In the days and weeks following a stroke the brain begins active processes of recovery involving adaptive plasticity. In the early stages this may include within-system pathways if any have survived undamaged. Such pathways may normally play a mere supporting role in the undamaged brain. For instance, the within-system pathways may only be engaged by normal adults when they are first learning the task. These same pathways come to play central roles when needed in adaptive plasticity. Since there is already a general familiarity with the task, the within-system pathway must only relearn how to perform it. This may explain why recovery is often seen within a few weeks following a stroke.
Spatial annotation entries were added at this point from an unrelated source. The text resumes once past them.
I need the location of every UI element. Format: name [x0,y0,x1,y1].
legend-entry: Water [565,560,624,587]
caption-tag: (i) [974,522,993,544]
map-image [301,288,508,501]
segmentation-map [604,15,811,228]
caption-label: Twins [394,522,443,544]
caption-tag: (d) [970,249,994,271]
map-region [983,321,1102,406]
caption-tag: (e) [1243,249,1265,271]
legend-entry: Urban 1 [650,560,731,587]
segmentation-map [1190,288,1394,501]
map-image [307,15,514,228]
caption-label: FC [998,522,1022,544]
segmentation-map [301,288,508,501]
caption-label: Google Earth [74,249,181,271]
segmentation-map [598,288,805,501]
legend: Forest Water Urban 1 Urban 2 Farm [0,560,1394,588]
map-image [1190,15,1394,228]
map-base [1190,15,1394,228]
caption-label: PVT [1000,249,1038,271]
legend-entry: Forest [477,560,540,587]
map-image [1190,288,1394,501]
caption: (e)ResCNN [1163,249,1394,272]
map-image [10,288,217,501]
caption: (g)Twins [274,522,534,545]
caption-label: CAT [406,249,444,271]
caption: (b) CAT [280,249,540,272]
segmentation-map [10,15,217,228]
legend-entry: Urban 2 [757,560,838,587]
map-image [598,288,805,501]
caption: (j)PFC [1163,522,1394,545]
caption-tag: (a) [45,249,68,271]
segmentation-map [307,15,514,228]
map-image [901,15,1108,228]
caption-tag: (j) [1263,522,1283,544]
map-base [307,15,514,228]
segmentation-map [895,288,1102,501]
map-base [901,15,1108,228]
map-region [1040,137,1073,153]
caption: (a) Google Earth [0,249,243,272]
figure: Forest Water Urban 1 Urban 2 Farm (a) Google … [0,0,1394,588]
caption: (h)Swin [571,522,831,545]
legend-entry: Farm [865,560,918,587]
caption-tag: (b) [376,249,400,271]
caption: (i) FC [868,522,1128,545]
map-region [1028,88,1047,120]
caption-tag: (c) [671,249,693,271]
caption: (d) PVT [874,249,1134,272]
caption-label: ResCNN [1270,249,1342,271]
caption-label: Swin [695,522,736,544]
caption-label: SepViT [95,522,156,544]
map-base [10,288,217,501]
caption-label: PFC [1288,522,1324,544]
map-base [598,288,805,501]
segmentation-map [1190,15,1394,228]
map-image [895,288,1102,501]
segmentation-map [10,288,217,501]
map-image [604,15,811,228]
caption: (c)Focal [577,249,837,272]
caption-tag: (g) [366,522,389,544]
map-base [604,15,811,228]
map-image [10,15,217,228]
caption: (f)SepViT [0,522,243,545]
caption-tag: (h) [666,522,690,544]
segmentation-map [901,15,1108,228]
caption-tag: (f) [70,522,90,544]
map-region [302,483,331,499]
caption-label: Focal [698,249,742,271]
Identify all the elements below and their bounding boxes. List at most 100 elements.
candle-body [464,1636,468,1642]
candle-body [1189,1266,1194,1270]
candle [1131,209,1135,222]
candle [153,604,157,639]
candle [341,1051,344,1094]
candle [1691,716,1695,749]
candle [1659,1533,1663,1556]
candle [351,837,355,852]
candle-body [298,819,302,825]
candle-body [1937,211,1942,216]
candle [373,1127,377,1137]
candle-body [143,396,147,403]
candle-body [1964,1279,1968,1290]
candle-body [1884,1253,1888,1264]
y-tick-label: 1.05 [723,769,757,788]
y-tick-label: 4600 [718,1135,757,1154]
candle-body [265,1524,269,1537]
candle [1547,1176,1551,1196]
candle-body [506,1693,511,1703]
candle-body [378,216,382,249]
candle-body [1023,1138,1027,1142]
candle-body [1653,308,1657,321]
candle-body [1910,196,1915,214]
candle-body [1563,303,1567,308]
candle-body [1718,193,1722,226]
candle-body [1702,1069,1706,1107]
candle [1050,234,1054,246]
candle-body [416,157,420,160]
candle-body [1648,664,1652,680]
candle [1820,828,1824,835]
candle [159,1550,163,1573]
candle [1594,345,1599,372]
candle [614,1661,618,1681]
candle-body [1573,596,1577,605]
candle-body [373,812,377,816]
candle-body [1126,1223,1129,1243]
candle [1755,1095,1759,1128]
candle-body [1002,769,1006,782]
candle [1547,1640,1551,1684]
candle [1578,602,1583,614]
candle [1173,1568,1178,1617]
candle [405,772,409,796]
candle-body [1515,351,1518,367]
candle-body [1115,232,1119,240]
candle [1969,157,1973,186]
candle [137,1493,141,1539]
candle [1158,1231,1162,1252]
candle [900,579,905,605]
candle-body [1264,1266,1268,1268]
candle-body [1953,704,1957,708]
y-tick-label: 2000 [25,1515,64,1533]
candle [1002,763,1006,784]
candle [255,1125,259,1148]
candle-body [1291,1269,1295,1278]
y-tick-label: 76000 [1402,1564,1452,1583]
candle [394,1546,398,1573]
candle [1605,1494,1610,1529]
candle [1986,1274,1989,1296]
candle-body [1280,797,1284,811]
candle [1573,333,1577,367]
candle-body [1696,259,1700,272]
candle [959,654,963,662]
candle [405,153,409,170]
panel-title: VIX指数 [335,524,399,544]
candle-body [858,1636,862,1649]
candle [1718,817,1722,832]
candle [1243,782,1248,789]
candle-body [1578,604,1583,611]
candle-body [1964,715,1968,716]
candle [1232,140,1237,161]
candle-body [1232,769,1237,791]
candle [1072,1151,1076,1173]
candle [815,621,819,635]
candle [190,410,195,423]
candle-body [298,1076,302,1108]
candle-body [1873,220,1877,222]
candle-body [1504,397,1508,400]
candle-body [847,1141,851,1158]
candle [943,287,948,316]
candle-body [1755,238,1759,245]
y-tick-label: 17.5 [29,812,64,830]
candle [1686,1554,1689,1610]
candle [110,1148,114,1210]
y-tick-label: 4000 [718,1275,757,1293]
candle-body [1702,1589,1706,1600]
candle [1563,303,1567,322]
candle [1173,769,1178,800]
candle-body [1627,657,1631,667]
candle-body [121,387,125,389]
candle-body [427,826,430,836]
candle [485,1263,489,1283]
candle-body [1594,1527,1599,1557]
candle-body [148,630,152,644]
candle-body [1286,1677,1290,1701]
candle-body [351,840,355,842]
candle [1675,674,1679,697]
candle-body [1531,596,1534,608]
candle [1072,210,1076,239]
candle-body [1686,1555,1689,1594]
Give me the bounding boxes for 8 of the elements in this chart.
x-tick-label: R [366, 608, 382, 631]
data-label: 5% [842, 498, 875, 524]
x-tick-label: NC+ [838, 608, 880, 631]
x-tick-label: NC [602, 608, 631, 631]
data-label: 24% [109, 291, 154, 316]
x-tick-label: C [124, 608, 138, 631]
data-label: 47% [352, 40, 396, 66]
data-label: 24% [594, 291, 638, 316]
If, however, there is complete damage to a neural system, then the brain may still have the capacity to recruit an alternative system, one not generally activated for the task by normal subjects. In such instances the alternative system is naive to the task so that the patient must relearn not only how to do the task but also what to do in the first place. This takes more time, and may explain why alternative-system pathways have not been heretofore evident in the functional imaging studies.
Conclusion
The existence of distinct stages in the recovery process has only become evident through the use of functional imaging techniques. As the technology develops we have little doubt that we will come to appreciate progressively finer aspects of adaptive plasticity and its role in a patient’s recovery from brain lesions such as stroke.